I’ve made many mistakes in my life, but I regret one more than any other. When I was 10, I bullied someone else.
I was a shy kid, and after being thrust into a new school became even more introverted. I was having a hell-of a time making friends and feeling like I fit in. Often times, I sat quietly with a group of cool kids that were nice enough to allow me to tag along, wrestling with thoughts in my head — trying hard to find something “cool” to say.
One day a new girl came to our school. Her name was Rachel , I think. She was a reddish blonde, slightly chubby with thick glasses. If that wasn’t enough to make Rachel different, she had an additional burden, she had Down’s Syndrome.
Like any kid, Rachel wanted nothing more than to fit in. She tried hard to be friendly and “normal.” Usually the kids politely tolerated her, but when given an “out,” quickly extricated themselves from her presence. There was always some eye-rolling or talk behind her back. Kids found her friendly-persistence to be annoying. But Rachel was persistent, she kept trying to make friends. And on this day, she tried to integrate herself with my group of friends.
She tried her best to stir up conversation. Each conversational one-liner Rachel threw was met with a brick wall of conceit and smugness from us “cool kids.” Although no one said anything mean to her, it was obvious she was not well-received.
In that moment, I made one of the biggest mistakes in my life. I told her in front of everyone that “we” did not want her around. I don’t know what came over me, I have never been that mean girl. I never thought it was cool to hurt other people’s feelings. It was almost like an out-of-body experience. In my mind, I saw these cool kids (who I desperately wanted to accept me) having a big laugh over it and giving me a high-five. But that’s not what happened. They all just kind of looked at me like “why did you say that to her?”
It was too late, the damage had been done. And I was too proud to say sorry. It has been over two and half decades since that fateful day, but it seems as though it just happened yesterday. I can barely remember what Rachel looked like now (and am not even sure of her name); I hope she doesn’t remember me at all.

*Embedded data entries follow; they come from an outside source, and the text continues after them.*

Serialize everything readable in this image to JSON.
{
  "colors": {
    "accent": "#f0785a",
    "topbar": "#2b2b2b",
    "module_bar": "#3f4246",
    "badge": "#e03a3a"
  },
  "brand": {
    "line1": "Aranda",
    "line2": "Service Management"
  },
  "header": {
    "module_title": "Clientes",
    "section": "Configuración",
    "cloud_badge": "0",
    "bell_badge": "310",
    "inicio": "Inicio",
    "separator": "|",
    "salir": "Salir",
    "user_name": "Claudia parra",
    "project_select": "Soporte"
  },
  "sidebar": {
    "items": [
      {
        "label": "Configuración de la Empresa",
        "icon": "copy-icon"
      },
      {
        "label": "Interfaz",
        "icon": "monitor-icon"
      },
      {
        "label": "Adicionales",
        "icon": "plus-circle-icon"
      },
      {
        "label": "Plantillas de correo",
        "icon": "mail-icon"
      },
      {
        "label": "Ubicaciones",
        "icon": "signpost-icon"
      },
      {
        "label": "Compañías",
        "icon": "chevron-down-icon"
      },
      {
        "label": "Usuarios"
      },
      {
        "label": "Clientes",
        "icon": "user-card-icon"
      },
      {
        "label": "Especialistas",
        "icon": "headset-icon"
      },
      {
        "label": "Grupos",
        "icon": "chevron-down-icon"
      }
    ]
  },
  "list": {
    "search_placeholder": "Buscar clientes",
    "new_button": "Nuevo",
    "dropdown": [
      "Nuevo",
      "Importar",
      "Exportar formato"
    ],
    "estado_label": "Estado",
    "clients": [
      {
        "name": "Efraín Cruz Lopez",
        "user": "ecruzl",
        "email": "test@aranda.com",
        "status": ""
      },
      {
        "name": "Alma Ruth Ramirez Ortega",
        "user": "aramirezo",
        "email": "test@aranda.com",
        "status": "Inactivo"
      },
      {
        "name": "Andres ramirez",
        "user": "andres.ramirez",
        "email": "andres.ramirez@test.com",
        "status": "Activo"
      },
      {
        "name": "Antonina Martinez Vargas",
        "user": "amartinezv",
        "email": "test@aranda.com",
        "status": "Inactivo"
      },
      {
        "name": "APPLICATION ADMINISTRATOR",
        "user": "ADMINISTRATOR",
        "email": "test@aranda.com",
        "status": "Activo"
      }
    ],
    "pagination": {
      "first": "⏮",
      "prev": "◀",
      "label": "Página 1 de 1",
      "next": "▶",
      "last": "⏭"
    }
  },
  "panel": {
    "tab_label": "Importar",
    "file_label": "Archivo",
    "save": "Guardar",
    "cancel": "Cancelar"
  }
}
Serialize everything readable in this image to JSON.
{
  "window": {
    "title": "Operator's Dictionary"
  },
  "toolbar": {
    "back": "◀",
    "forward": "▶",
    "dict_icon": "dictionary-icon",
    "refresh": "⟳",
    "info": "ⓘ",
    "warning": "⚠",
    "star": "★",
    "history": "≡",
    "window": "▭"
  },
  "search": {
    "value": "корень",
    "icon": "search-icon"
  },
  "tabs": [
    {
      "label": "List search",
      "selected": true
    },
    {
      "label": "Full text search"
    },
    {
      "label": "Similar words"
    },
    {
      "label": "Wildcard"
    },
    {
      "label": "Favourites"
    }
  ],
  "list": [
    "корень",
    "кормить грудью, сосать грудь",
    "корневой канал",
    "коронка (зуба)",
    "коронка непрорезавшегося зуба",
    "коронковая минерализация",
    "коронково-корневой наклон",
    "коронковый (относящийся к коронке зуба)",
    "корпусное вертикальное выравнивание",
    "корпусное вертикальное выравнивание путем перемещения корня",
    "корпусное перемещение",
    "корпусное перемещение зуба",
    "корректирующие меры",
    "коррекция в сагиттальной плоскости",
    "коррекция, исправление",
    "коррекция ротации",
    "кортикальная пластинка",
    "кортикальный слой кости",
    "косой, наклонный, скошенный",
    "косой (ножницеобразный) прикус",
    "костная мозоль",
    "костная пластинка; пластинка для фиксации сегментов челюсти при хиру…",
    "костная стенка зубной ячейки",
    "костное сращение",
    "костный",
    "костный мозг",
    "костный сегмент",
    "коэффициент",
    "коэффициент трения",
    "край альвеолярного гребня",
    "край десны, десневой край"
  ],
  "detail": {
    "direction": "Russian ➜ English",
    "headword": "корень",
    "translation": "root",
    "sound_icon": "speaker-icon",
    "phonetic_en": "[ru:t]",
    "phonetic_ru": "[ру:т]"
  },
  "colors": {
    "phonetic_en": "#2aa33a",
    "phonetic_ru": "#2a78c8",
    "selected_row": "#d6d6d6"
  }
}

I never thought of myself as a bully. I was more likely to be bullied than to bully someone else. But in that moment, I became that horrible kid who beat someone else down emotionally. Even though my bullish behavior didn’t continue with Rachel or anyone else, I was nonetheless a bully in that moment in time. I hope son, you will never become a bully.
How to Stop Kids From Bullying
Teach them empathy. Encourage your kids to assume the feelings of someone else or something else. If your child squishes a snail with his shoe, take that time to examine their behavior. “Now, how would you feel if someone squished you? Think about how much his snail mommy and daddy will miss him.
Build their self-confidence. It is often insecurity that causes bullies to lash out. If your child is self-confidant, they will feel no desire to artificially boost their self-esteem by flooring someone else’s. Compliments, sports, and other activities are ways to boost your child’s confidence.
Give your child an outlet to her emotions. As early as second grade, I began having secrets. There were certain pains and hurts that I didn’t express to my parents. I’m not sure why. Maybe it’s just my nature, or I thought they wouldn’t understand or didn’t have time to worry. But I know kids don’t tell their parents everything. Always encourage your kids to express their emotions. That dreaded question which often gets no response, “How was school today?” – is actually necessary. Keep asking and insisting that your child really tell you about their school day, friends, and other relationships.
Keep them safe. Bullies sometimes attack at school because they feel victimized at home. Keep home secure and safe.
Now, I was a pretty empathetic child and I felt safe at home, but I didn’t have self-confidence or an outlet for my emotions. Had I had all four, maybe I wouldn’t hurt Rachel the way I did.